= John of Hexham =

Monk and chronicler (died 1209)

John of Hexham (c. 1160 – 1209) was an English chronicler, known to us merely as the author of a work called the Historia XXV. annorum, which continues the Historia regum attributed to Symeon of Durham, and contains an account of English events from 1130 to 1153.

From the title, as given in the only manuscript, we learn John's name and the fact that he was prior of Hexham. It must have been between 1160 and 1209 that he held this position; but the date at which he lived and wrote cannot be more accurately determined. Up to the year 1139 he follows closely the history written by his predecessor, Prior Richard; thenceforward he is an independent though not a very valuable authority.

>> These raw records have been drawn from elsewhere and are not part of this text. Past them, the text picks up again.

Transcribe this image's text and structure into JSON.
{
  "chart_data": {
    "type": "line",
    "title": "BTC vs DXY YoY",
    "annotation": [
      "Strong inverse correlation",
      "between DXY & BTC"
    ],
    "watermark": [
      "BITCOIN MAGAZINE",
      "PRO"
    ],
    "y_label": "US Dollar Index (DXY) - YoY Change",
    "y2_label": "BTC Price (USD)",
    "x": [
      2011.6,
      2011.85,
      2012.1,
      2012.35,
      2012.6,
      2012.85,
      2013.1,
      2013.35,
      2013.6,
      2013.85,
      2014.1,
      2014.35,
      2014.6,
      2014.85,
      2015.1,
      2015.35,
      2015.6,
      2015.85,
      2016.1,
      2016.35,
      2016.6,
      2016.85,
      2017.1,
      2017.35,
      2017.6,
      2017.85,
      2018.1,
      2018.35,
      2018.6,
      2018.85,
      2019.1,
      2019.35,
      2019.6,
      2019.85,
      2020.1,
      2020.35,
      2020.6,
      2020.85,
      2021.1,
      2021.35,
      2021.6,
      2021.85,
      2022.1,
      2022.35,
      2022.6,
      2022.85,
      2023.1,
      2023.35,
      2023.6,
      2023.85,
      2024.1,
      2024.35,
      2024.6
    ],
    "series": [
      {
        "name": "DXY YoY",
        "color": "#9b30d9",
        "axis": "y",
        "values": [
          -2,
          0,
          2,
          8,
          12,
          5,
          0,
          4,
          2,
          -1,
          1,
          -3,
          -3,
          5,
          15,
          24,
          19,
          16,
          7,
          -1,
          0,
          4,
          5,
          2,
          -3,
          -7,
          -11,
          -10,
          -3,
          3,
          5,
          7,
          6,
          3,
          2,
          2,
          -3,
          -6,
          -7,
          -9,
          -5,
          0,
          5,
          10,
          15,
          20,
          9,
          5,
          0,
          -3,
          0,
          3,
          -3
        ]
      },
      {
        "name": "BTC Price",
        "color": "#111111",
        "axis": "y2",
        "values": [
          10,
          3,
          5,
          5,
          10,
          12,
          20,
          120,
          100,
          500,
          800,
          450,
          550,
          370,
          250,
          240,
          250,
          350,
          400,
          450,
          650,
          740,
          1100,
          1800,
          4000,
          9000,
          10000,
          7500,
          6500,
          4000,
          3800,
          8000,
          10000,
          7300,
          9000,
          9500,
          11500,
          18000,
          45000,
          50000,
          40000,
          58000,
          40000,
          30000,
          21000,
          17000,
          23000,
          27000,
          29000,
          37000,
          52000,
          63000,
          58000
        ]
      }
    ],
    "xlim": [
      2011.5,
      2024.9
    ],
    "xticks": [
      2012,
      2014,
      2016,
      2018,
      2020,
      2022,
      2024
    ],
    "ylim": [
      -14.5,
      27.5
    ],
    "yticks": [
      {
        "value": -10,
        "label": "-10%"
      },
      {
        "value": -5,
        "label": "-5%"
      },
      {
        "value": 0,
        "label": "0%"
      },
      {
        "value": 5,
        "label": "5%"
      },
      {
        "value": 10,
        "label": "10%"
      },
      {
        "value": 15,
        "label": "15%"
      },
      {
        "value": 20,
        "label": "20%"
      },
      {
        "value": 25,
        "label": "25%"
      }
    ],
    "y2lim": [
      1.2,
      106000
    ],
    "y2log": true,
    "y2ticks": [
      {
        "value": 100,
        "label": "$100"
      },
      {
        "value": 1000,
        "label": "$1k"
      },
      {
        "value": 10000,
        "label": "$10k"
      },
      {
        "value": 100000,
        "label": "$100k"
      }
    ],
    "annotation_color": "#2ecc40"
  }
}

He is best informed as to the events of the north country; his want of care, when he ventures farther afield, may be illustrated by the fact that he places in 1145 King Stephen's siege of Oxford, which really occurred in 1142.

Even for northern affairs his chronology is faulty; from 1140 onwards his dates are uniformly one year too late. Prior Richard is not the only author to whom John is indebted; he incorporates in the annal of 1138 two other narratives of the Battle of the Standard, one in verse by the monk Serlo of Wilton, another in prose by Abbot Aelred of Rievaulx; and also a poem, by a Glasgow clerk, on the death of Somerled.

The one manuscript of John's chronicle is a late 12th-century copy; Cambridge, Corpus Christi College, MS 139. The best edition is that of Thomas Arnold in Symeonis monachi opera, vol. 2 (Rolls Series, 1885). There is an English translation in Joseph Stevenson's Church Historians of England, vol. 4 (London, 1856).